Impact: But the fiber gains AT&T made in Q4 were its lowest quarterly fiber net adds of the year and came in 17% lower than the 338,000 fiber subscribers the company added in Q3. The fiber net additions in Q4 pushed AT&T’s total fiber subscriber base over the 7 million mark to close the year at more than 7.2 million on the strength of 1.2 million fiber additions during the year. Per CEO John Stankey, that made 2022 the fifth straight year AT&T added more than 1 million new fiber subscribers. He also noted that AT&T’s fiber base now outnumbers its combined non-fiber broadband and DSL customer base. Meanwhile, AT&T’s non-fiber customer base continues to shrink, declining to 6.5 million after losing 1.3 million customers in 2022. AT&T also lost more non-fiber customers than it added in fiber subscribers, leaving it with a net broadband loss of 43,000 for the quarter, a figure that doesn’t even include its DSL results because AT&T classifies its legacy copper service separately from broadband. AT&T reported negative total broadband subscriber growth in three of four quarters in 2022 as even strong fiber gains couldn’t overcome the burgeoning non-fiber losses.
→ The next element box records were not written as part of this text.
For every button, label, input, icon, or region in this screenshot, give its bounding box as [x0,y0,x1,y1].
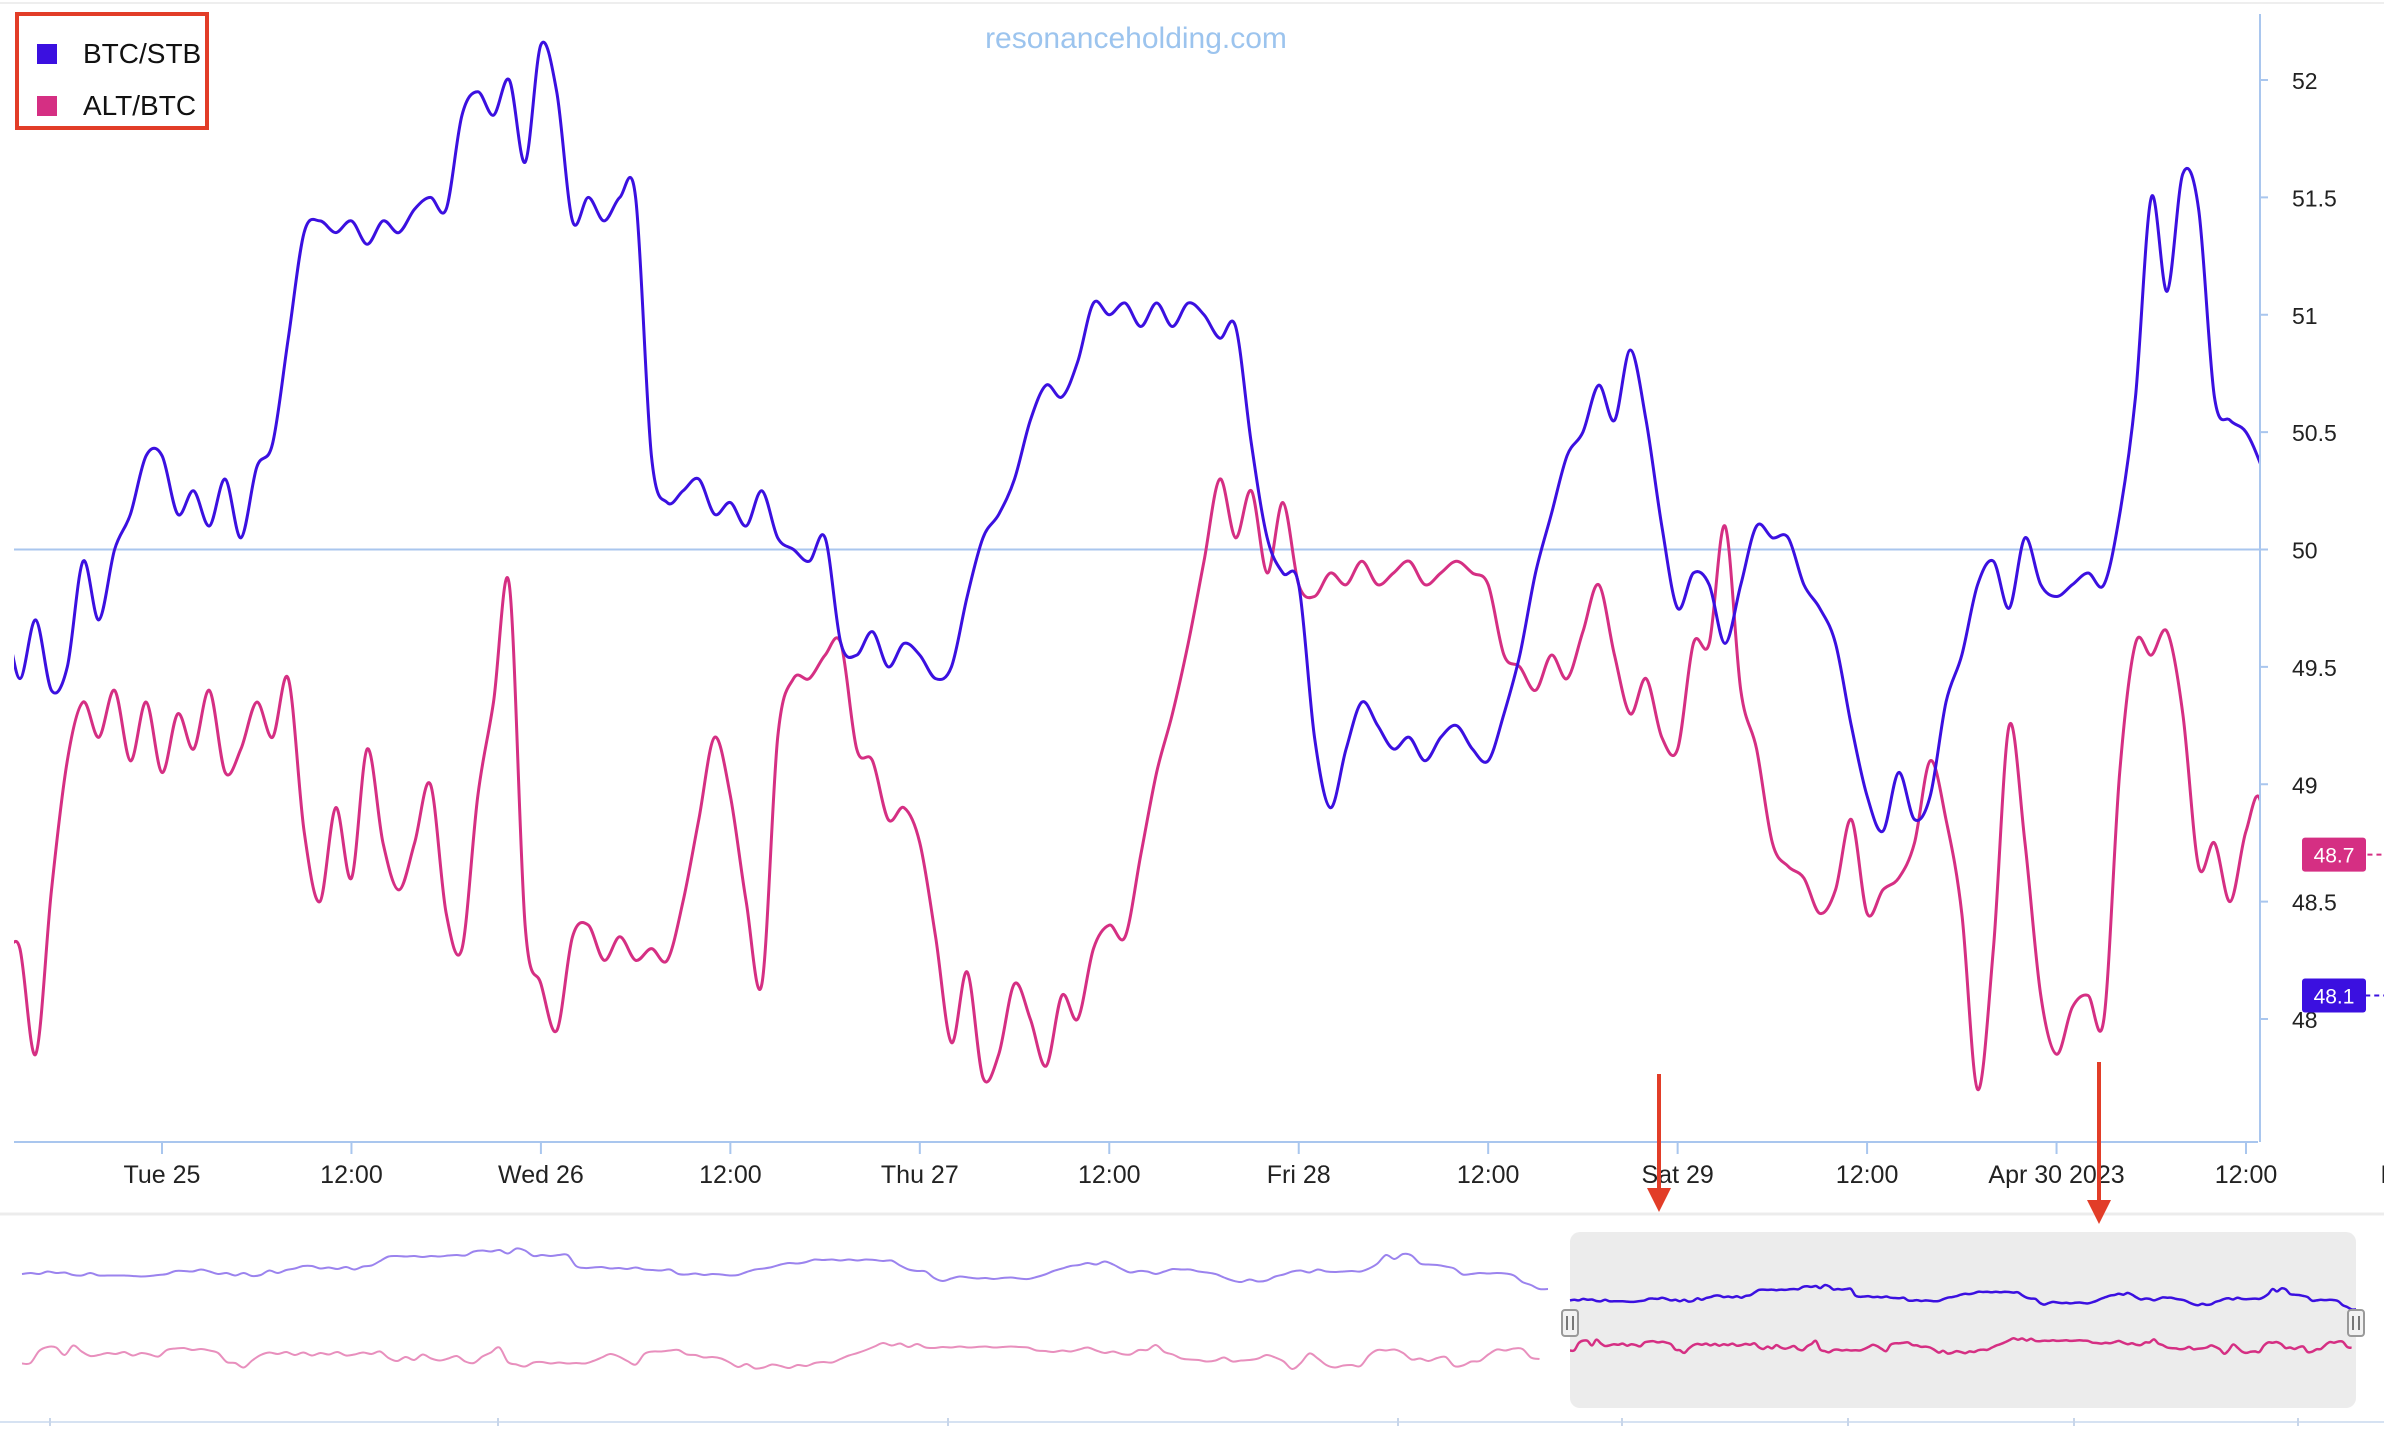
handle-body [2347,1309,2365,1337]
legend-label-alt-btc: ALT/BTC [83,90,197,121]
x-tick-label: 12:00 [1078,1161,1141,1189]
navigator-end-handle-icon[interactable] [2347,1309,2365,1337]
handle-body [1561,1309,1579,1337]
x-tick-label: Apr 30 2023 [1988,1161,2124,1189]
x-tick-label: Wed 26 [498,1161,584,1189]
last-value-badge [2302,837,2366,872]
navigator[interactable] [0,1210,2384,1426]
y-tick-label: 51 [2292,303,2318,329]
y-tick-label: 49.5 [2292,655,2337,681]
x-tick-label: May 2023 [2381,1161,2384,1189]
arrow-head [2087,1200,2111,1224]
y-tick-label: 50 [2292,538,2318,564]
legend-label-btc-stb: BTC/STB [83,38,202,69]
x-tick-label: Fri 28 [1267,1161,1331,1189]
y-tick-label: 51.5 [2292,185,2337,211]
watermark-text: resonanceholding.com [985,22,1287,55]
legend-item-btc-stb[interactable]: BTC/STB [37,34,201,74]
y-tick-label: 48.5 [2292,890,2337,916]
x-tick-label: 12:00 [1457,1161,1520,1189]
grid-layer [0,2,2384,551]
x-tick-label: Tue 25 [124,1161,201,1189]
navigator-start-handle-icon[interactable] [1561,1309,1579,1337]
x-tick-label: Thu 27 [881,1161,959,1189]
x-tick-label: 12:00 [1836,1161,1899,1189]
last-value-badge [2302,978,2366,1013]
annotation-arrow-right-icon [2087,1062,2111,1224]
legend-item-alt-btc[interactable]: ALT/BTC [37,86,196,126]
annotations [1647,1062,2111,1224]
navigator-history-alt-btc [21,1342,1540,1370]
x-tick-label: 12:00 [2215,1161,2278,1189]
last-value-text: 48.1 [2314,986,2355,1009]
navigator-line-btc-stb [1569,1283,2357,1311]
navigator-history-btc-stb [21,1247,1549,1291]
series-line-btc-stb [14,40,2260,834]
annotation-arrow-left-icon [1647,1074,1671,1212]
y-tick-label: 52 [2292,68,2318,94]
legend: BTC/STB ALT/BTC [15,12,209,130]
alt-btc-swatch-icon [37,96,57,116]
y-tick-label: 49 [2292,772,2318,798]
x-tick-label: 12:00 [320,1161,383,1189]
navigator-window [1570,1232,2356,1408]
navigator-line-alt-btc [1569,1336,2352,1356]
btc-stb-swatch-icon [37,44,57,64]
series-line-alt-btc [14,477,2260,1091]
last-value-labels: 48.1 48.7 [2302,837,2384,1013]
x-tick-label: 12:00 [699,1161,762,1189]
last-value-text: 48.7 [2314,845,2355,868]
x-tick-label: Sat 29 [1641,1161,1713,1189]
y-tick-label: 50.5 [2292,420,2337,446]
arrow-head [1647,1188,1671,1212]
series-layer [14,40,2260,1091]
AT&T continued its fiber expansion efforts in Q4, adding 600,000 new locations to push its total number of consumer fiber locations to 19.1 million. That pairs with more than 3 million business fiber locations for a total of at least 22.1 million fiber passings. This puts AT&T well on its way to meeting its goal of 30 million fiber passings by year-end 2025 if it’s able to add approximately 2 million to 2.5 million each year. AT&T also has two additional planks in its fiber strategy: the December 2022 joint venture with private equity group BlackRock Alternatives to build an out-of-footprint wholesale fiber network and the billions in federal broadband funding coming from the $42.5 billion Broadband Equity, Access, and Deployment program later this year. With Gigapower, AT&T plans to start small with a target of 1.5 million locations to see how the buildout process goes and then slowly expand service to additional locations. Stankey indicated that this strategy is based in caution so as to not spook investors who aren’t familiar with the wholesale model Gigapower will employ. Regarding BEAD funding and other federal and state broadband awards, Stankey made it clear that AT&T plans to go after some of that money to perhaps add on to its fiber passings total. But he doesn’t expect to start any projects with that funding until at least next year, although AT&T anticipates some initial projects awards could be passed out by the end of this year.
Aside from the fiber updates, the biggest broadband-adjacent news out of AT&T’s Q4 earnings call related to 5G fixed wireless access service, something AT&T has resisted deploying even as T-Mobile and Verizon have made big gains with their own 5G-powered FWA products. But things have changed, and Stankey reported AT&T will dip its toe further into the fixed wireless pool in 2023 with a new mid-band FWA product it will use to cover areas where it won’t deploy fiber (and likely plans to ditch its legacy copper network). AT&T’s C-band deployment has also accelerated, with AT&T reaching 150 million people with the mid-band spectrum at the end of last year. This puts AT&T well ahead in its buildout schedule as it works toward its goal of covering 200 million by year-end 2023. The faster-than-projected C-band deployment could be why AT&T waited until now to dip its toe into the 5G FWA fray.